Requiring Covid-19 tests for US domestic air passengers would be unnecessary, complex and impractical – or as one Southwest Airlines executive puts it, “a real goat rodeo”.

That phrase means a situation that is exceedingly chaotic and unmanageable, even hopelessly messy.

The US government does not currently require negative Covid-19 tests for passengers travelling domestically, though it does require tests for passengers flying to the USA from abroad.

However, in recent days a director at the US Centers for Disease Control and Prevention (CDC) said his agency was “actively looking at” a domestic-travel testing requirement.

“That could be a real goat rodeo, as we say here in Texas,” Southwest president Tom Nealon says on 28 January during the airline’s 2020 earnings call.

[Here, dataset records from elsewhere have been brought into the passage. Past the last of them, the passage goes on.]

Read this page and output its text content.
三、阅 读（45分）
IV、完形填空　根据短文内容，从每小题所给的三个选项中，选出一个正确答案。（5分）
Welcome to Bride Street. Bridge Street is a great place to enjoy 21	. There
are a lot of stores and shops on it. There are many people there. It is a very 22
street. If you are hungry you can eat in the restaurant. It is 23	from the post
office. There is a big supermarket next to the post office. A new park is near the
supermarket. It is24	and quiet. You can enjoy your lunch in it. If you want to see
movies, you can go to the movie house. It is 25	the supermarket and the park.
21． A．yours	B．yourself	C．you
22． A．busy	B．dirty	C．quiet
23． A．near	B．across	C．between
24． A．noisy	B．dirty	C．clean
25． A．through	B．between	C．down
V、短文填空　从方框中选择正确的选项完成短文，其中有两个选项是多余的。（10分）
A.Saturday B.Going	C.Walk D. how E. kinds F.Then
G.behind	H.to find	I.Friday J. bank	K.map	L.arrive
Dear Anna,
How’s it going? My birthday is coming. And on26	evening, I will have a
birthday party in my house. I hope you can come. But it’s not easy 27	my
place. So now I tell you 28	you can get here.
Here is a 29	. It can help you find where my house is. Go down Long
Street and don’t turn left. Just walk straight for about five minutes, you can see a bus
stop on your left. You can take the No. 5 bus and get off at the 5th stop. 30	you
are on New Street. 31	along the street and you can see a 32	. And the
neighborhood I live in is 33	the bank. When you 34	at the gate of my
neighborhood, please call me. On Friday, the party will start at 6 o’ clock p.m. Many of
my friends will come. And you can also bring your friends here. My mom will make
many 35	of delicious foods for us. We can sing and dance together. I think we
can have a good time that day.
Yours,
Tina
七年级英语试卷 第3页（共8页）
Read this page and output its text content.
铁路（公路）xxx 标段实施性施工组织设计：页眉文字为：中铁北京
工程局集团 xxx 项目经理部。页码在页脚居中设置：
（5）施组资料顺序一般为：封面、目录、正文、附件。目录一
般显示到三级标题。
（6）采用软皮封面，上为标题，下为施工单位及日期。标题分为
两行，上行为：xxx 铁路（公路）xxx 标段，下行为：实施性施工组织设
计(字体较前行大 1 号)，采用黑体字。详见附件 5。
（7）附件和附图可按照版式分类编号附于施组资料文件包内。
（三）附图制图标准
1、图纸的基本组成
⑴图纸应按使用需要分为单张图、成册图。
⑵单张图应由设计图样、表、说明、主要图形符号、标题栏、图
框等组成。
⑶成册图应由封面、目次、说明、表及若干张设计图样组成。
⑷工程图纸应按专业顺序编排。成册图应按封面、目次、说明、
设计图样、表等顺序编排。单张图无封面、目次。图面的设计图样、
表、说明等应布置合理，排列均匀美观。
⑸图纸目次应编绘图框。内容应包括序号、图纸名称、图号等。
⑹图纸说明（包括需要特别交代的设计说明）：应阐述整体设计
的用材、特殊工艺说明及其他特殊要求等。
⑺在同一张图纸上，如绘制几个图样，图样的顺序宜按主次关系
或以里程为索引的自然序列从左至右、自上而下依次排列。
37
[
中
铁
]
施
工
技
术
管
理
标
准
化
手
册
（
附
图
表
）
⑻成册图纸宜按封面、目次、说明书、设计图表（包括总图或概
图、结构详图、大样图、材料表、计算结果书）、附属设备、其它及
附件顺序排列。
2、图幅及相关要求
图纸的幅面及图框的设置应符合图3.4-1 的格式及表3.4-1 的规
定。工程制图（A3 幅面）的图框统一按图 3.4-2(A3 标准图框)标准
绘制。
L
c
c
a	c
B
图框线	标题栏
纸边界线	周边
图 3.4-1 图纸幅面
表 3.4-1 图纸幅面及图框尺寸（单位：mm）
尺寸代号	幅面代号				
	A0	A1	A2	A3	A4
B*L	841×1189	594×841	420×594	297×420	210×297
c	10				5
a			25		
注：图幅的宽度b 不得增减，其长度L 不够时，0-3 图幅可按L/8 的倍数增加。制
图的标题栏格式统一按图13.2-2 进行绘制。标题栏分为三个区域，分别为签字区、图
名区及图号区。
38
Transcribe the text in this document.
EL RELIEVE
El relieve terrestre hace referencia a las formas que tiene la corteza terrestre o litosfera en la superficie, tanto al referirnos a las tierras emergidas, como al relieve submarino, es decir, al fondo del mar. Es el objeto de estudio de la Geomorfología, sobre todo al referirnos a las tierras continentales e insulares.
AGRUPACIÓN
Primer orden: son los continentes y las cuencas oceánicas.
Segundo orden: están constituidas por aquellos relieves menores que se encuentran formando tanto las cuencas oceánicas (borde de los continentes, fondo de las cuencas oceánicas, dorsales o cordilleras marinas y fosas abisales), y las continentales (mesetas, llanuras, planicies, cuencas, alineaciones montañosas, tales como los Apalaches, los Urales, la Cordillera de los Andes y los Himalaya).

Chicago O'Hare airport 082520. Pilar Wolfsteller-2

Source: Pilar Wolfsteller/FlightGlobal

A sparely-occupied concourse Chicago O’Hare International airport on 25 August 2020, amid the ongoing coronavirus pandemic.

“It’s a really challenging thing for customers to navigate… if it’s not done consistently across the country,” Nealon adds. “Where our emphasis needs to be is on… getting the country vaccinated, and I would hate for us to take our eye off that ball”.

Southwest chief executive Gary Kelly calls Covid-19 tests for domestic travel “wholly impractical”.

“I think it would be a mistake,” Kelly adds.

JetBlue Airways chief financial officer Joanna Geraghty also addressed the concern on 28 January.

“On the domestic front, it’s hard to see something like that… working on that scale,” she says during JetBlue’s earnings call. “People need to travel. They will figure out a way to get there. Putting this burden on air travel, we think is just far too cumbersome.”

Airlines warn that checking passengers’ test results would be logistically challenging. They also reiterate the industry’s position, supported by several studies, that Covid-19 transmission is unlikely on aircraft.

Requiring domestic-flight testing would be “difficult”, and airlines would be “testing Americans on airplanes that we know are safe”, says American Airlines chief executive Doug Parker, also on 28 January.

JetBlue’s Geraghty adds that demand for testing would surge overnight if domestic passengers need also be tested.

The result would be “a ton of pressure on an already fragile system,” she says. “We don’t believe [a] domestic testing regime is feasible given the existing framework.”

Airline lobby group Airlines for America declines to comment specifically about new domestic-travel restrictions.

But, the group says it supports a “data-driven approach” and remains in close communication with the administration of President Joe Biden.

The World Health Organization “has not endorsed quarantines or travel restrictions, as evidence shows that restricting the movement of people and goods during public health emergencies is ineffective in most situations and may divert limited resources from other critical priorities”, A4A adds.